McLeod, her husband, Stephen Jablonski, and neighbor Carmen Rosa organized a gathering Tuesday to place signs on lawns supporting the movement.

The first stop was at U.S. Rep. Richard Neal’s home, and then the group made its way up Atwater Terrace.The signs were purchased by Jablonski and McLeod since the Atwater Park Civic Association decided not to make it a neighborhood initiative.

“We reached out to the association to join us and they for reasons known to them didn’t think it was appropriate to come,” she said.

Kelli Moriarty-Finn, clerk for the association, participated in the event and put a sign on her lawn.

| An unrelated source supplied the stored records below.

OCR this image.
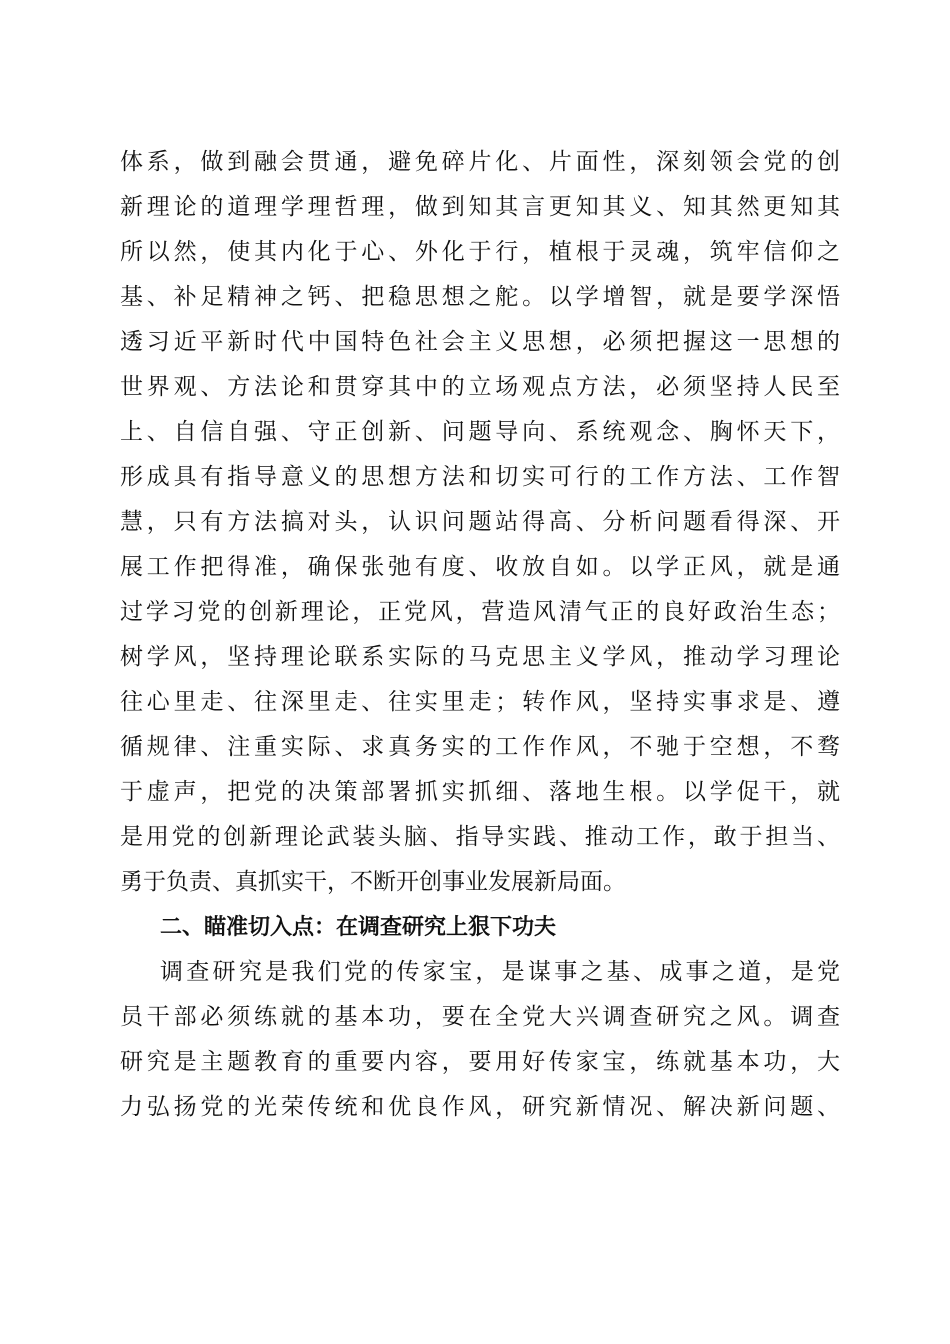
体系，做到融会贯通，避免碎片化、片面性，深刻领会党的创
新理论的道理学理哲理，做到知其言更知其义、知其然更知其
所以然，使其内化于心、外化于行，植根于灵魂，筑牢信仰之
基、补足精神之钙、把稳思想之舵。以学增智，就是要学深悟
透习近平新时代中国特色社会主义思想，必须把握这一思想的
世界观、方法论和贯穿其中的立场观点方法，必须坚持人民至
上、自信自强、守正创新、问题导向、系统观念、胸怀天下，
形成具有指导意义的思想方法和切实可行的工作方法、工作智
慧，只有方法搞对头，认识问题站得高、分析问题看得深、开
展工作把得准，确保张弛有度、收放自如。以学正风，就是通
过学习党的创新理论，正党风，营造风清气正的良好政治生态；
树学风，坚持理论联系实际的马克思主义学风，推动学习理论
往心里走、往深里走、往实里走；转作风，坚持实事求是、遵
循规律、注重实际、求真务实的工作作风，不驰于空想，不骛
于虚声，把党的决策部署抓实抓细、落地生根。以学促干，就
是用党的创新理论武装头脑、指导实践、推动工作，敢于担当、
勇于负责、真抓实干，不断开创事业发展新局面。
二、瞄准切入点：在调查研究上狠下功夫
调查研究是我们党的传家宝，是谋事之基、成事之道，是党
员干部必须练就的基本功，要在全党大兴调查研究之风。调查
研究是主题教育的重要内容，要用好传家宝，练就基本功，大
力弘扬党的光荣传统和优良作风，研究新情况、解决新问题、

“The association is a nonprofit 501c3 so unfortunately we can’t put it on our website, we can’t pay for signage, we can’t pay for flyers, but thankfully Stephen Jablonski, Carmen Rosa and a few others organized the event today,” she said. “The hard part of having a civic association is that you ride the fine line. You want to be able to participate in certain things, but because you are a legal entity you are bound from doing so. I was very pleased with the turnout today.”

The gathering included a short program with comments from several neighbors, including Neal and Springfield City Councilor Michael Fenton.

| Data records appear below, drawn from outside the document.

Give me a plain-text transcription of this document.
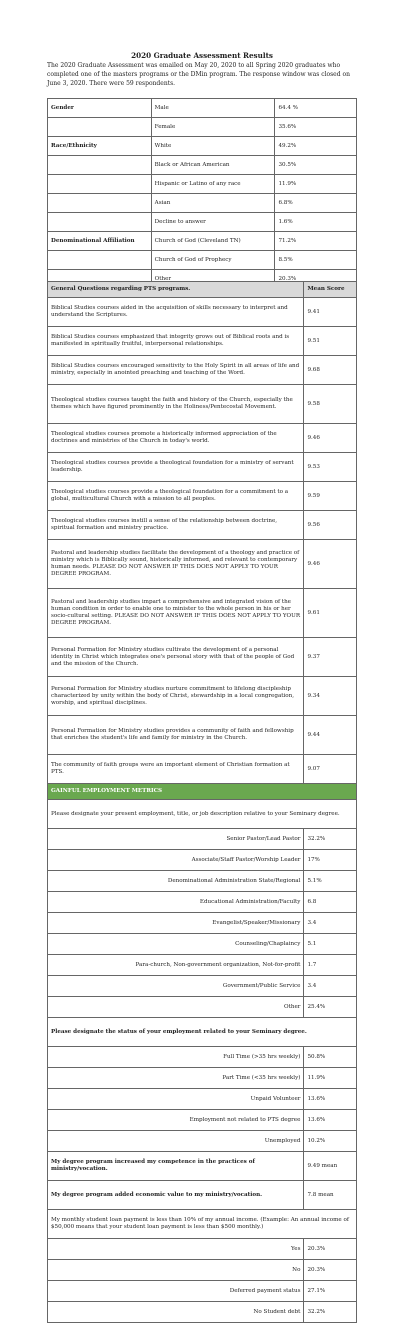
2020 Graduate Assessment Results
The 2020 Graduate Assessment was emailed on May 20, 2020 to all Spring 2020 graduates who completed one of the masters programs or the DMin program. The response window was closed on June 3, 2020. There were 59 respondents.
Gender	Male	64.4 %
	Female	35.6%
Race/Ethnicity	White	49.2%
	Black or African American	30.5%
	Hispanic or Latino of any race	11.9%
	Asian	6.8%
	Decline to answer	1.6%
Denominational Affiliation	Church of God (Cleveland TN)	71.2%
	Church of God of Prophecy	8.5%
	Other	20.3%
General Questions regarding PTS programs.	Mean Score
Biblical Studies courses aided in the acquisition of skills necessary to interpret and understand the Scriptures.	9.41
Biblical Studies courses emphasized that integrity grows out of Biblical roots and is manifested in spiritually fruitful, interpersonal relationships.	9.51
Biblical Studies courses encouraged sensitivity to the Holy Spirit in all areas of life and ministry, especially in anointed preaching and teaching of the Word.	9.68
Theological studies courses taught the faith and history of the Church, especially the themes which have figured prominently in the Holiness/Pentecostal Movement.	9.58
Theological studies courses promote a historically informed appreciation of the doctrines and ministries of the Church in today's world.	9.46
Theological studies courses provide a theological foundation for a ministry of servant leadership.	9.53
Theological studies courses provide a theological foundation for a commitment to a global, multicultural Church with a mission to all peoples.	9.59
Theological studies courses instill a sense of the relationship between doctrine, spiritual formation and ministry practice.	9.56
Pastoral and leadership studies facilitate the development of a theology and practice of ministry which is Biblically sound, historically informed, and relevant to contemporary human needs. PLEASE DO NOT ANSWER IF THIS DOES NOT APPLY TO YOUR DEGREE PROGRAM.	9.46
Pastoral and leadership studies impart a comprehensive and integrated vision of the human condition in order to enable one to minister to the whole person in his or her socio-cultural setting. PLEASE DO NOT ANSWER IF THIS DOES NOT APPLY TO YOUR DEGREE PROGRAM.	9.61
Personal Formation for Ministry studies cultivate the development of a personal identity in Christ which integrates one's personal story with that of the people of God and the mission of the Church.	9.37
Personal Formation for Ministry studies nurture commitment to lifelong discipleship characterized by unity within the body of Christ, stewardship in a local congregation, worship, and spiritual disciplines.	9.34
Personal Formation for Ministry studies provides a community of faith and fellowship that enriches the student's life and family for ministry in the Church.	9.44
The community of faith groups were an important element of Christian formation at PTS.	9.07
GAINFUL EMPLOYMENT METRICS	
Please designate your present employment, title, or job description relative to your Seminary degree.	
Senior Pastor/Lead Pastor	32.2%
Associate/Staff Pastor/Worship Leader	17%
Denominational Administration State/Regional	5.1%
Educational Administration/Faculty	6.8
Evangelist/Speaker/Missionary	3.4
Counseling/Chaplaincy	5.1
Para-church, Non-government organization, Not-for-profit	1.7
Government/Public Service	3.4
Other	25.4%
Please designate the status of your employment related to your Seminary degree.	
Full Time (>35 hrs weekly)	50.8%
Part Time (<35 hrs weekly)	11.9%
Unpaid Volunteer	13.6%
Employment not related to PTS degree	13.6%
Unemployed	10.2%
My degree program increased my competence in the practices of ministry/vocation.	9.49 mean
My degree program added economic value to my ministry/vocation.	7.8 mean
My monthly student loan payment is less than 10% of my annual income. (Example: An annual income of $50,000 means that your student loan payment is less than $500 monthly.)	
Yes	20.3%
No	20.3%
Deferred payment status	27.1%
No Student debt	32.2%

Springfield City Council President Justin Hurst doesn’t live in the neighborhood, but was invited to speak. He said the national examples of police brutality against Black people including George Floyd, Ahmaud Arbery and Breonna Taylor have made people reflect on systemic racism in their own communities.

“I thought about Springfield and most recently I read the Department of Justice report about the pattern and practice of excessive force right here in this city, and it never was lost on me that there were multiple incidents where we could have had a George Floyd,” he said. “We really need to look inward at the same time that we are acknowledging that Black lives matter, and we need to really look at what’s happening here in Springfield.”

Several members of the community who are not Atwater Park residents attended the event, including Charles Stokes, of the Black Liberation Alliance for Change, a Springfield-based grassroots organization highlighting racism, injustice and police brutality in the city.

He said he came in support of the event, but also expressed frustration about the fact that the Black community at large was not informed of the event or invited to participate.

“I am here in support of what they are doing, but a lot of these events turn into political exploitation of our pain and our suffering and we need to have a voice to express what’s going on,” he said. “We are looking for allies and accomplices, but it can’t be monopolized and taken from us.”

McLeod, who is Black, said part of the objective of the event was to acknowledge that there are people of color living in the neighborhood who may not feel comfortable speaking out.

“There is an air of exclusivity here that may have its own life, and I also think that the diverse members of our community may not feel visible,” she said. “We are hoping this event makes people of color visible and makes it possible to assert one’s difference in positive ways. I think we live in a very civil community, but it is not clear that it is a universally racially conscious community, and those of us who are racially conscious have decided that we can’t be silent anymore.”

Hurst said it is also important to have allies in every neighborhood in the city.

“It’s not easy to have the courage to speak up and speak out when we see wrong and we see injustice in the city of Springfield,” he said. “We are on the cusp of being able to affect change, and in order to do that we need everybody, elected officials, community leaders and folks that don’t look like me to speak out and be present at events just like this.”